The dangers of a patent that is too strong
- Extensive patent rights continually make innovative activities more expensive. Taking permission from all relevant patent holders increases the cost of innovation.
- Large corporations profit disproportionately from extremely strong patent rights. Unlike small and medium-sized businesses, which are more likely to utilise patents to increase income and improve their reputation, bigger businesses are more likely to use patents to improve their market position.
- When patent rights are strong, firms with intellectual property are encouraged to threaten other inventors with litigation.
Seeking a Goldilocks Approach
Incentives for innovation are reduced when intellectual property rights are either strong or too weak. Consider the Goldilocks Approach to strike the right balance:
- It is important to encourage follow-up innovation that can dramatically add value to pioneering inventions. However, the current system benefits those who do not research existing patents in this area for fear of litigation. The patent policy should protect inventors who seek to bypass existing patents should be protected, but those who willfully disregard earlier patents should be punished.
- Patents that are too broad or too vague are a barrier to progress, especially when it comes to software patents. The abundance of patents raises the risk of firms inadvertently infringing and hence raises the risk of patent litigation.
- Many patents held by companies and inventors are not exercised but are owned in case of potential infringement. This practice is useless and prevents patents from being put to their most efficient use. Dramatically raising the maintenance fee would ensure that the remaining, still maintained patents deserve the protection they are granted.
How can the existing stringent patent system be improved?
The following are the ways to ensure the vitality and to improve the functioning of the patent system:
- Keeping the patent system open-ended, unitary, and adaptable
The system must remain open to new technologies, and the characteristics allowing somewhat different treatment of different technologies must be preserved without formalizing different standards.
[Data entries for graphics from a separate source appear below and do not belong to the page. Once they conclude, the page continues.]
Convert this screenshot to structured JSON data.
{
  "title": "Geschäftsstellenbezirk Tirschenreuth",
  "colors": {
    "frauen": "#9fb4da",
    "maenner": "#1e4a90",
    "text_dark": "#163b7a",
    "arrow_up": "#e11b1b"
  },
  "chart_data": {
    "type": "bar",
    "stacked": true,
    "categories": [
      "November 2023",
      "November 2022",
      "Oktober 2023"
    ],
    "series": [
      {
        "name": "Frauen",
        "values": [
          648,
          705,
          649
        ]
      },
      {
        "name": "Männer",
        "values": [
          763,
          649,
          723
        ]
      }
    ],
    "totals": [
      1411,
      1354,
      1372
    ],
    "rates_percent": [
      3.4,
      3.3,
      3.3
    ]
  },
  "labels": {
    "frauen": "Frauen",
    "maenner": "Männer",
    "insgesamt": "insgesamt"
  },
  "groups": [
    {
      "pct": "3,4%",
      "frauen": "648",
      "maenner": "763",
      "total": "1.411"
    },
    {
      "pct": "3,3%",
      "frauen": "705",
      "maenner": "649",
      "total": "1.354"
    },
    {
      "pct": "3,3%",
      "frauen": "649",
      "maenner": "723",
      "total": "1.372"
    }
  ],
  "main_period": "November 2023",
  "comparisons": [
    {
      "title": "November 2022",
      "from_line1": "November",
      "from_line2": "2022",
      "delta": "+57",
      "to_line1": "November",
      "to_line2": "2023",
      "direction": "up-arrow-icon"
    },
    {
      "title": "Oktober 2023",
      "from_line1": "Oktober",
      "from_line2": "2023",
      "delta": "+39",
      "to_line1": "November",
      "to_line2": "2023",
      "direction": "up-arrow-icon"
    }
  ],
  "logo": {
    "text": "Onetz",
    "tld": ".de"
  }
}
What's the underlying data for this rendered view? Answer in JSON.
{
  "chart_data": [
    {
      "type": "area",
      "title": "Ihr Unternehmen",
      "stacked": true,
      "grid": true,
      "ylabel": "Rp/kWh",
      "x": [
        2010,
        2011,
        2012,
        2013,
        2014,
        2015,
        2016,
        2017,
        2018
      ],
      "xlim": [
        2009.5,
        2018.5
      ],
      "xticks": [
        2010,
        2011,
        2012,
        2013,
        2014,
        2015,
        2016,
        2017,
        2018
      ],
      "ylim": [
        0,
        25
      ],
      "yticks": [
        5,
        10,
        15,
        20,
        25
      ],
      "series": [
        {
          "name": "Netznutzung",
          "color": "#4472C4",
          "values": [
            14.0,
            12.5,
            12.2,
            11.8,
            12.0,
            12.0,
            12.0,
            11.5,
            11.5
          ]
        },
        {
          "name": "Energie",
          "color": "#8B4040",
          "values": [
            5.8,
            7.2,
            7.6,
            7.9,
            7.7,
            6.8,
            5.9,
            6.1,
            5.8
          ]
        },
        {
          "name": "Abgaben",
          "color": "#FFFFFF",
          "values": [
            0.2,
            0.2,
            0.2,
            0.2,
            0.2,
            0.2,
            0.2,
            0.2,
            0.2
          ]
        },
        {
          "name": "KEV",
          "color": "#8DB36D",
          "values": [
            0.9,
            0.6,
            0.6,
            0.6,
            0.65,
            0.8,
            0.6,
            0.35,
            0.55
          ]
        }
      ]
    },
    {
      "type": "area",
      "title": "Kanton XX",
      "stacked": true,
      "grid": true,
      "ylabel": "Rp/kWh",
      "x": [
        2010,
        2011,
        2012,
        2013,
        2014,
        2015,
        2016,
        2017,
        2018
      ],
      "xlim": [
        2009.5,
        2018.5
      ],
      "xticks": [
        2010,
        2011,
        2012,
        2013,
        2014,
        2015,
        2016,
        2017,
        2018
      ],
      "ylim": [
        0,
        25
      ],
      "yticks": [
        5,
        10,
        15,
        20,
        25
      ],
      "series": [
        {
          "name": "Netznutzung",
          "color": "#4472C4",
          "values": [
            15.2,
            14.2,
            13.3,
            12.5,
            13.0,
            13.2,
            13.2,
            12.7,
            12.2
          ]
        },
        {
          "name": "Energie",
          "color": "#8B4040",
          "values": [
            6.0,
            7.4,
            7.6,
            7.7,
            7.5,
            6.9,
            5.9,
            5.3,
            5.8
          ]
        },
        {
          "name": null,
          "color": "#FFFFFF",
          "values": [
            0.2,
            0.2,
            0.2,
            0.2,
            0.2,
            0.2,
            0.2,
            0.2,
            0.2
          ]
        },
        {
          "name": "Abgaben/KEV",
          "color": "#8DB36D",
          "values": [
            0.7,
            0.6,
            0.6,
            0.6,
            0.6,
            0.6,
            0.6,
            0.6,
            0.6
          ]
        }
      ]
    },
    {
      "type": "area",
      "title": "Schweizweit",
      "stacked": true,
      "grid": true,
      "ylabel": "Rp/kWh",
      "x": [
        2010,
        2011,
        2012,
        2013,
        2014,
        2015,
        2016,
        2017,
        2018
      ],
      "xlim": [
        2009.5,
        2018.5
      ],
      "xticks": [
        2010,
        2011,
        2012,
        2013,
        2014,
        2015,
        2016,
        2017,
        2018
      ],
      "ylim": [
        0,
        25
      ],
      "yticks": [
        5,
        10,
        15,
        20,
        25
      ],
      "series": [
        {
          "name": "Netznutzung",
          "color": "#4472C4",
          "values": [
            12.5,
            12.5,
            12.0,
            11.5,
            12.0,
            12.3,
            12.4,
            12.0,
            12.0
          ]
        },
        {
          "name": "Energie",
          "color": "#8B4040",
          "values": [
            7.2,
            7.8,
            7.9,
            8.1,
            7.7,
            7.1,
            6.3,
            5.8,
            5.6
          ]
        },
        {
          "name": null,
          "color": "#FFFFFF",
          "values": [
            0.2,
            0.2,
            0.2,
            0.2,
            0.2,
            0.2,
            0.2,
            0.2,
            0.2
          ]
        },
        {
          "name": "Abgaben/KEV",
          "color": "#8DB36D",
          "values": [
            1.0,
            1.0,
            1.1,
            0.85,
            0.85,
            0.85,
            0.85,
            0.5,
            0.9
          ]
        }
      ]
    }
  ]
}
- Reviving the non-obvious standard
The requirement to qualify for a patent may not explain an invention to a person with normal skill in the art.
- Reducing discrepancies and inefficiencies in national patent systems
The US, Europe, and Japan should continue to unify patent examination methods and standards in order to eliminate redundancy in patent searches and examinations and eventually achieve mutual recognition of outcomes.
The high pace of innovation implies that the patent system is operating well and does not require major adjustments, but it is apparent that economic and legal developments are putting new strains on the system. Patents are being more actively sought and strictly enforced. The costs of obtaining a patent, promoting or securing the license of patented technology, and defending against allegations of infringement in court are increasing rapidly. Given these pressures, it’s a good moment to assess the system’s performance and explore how it might continue to rewire itself.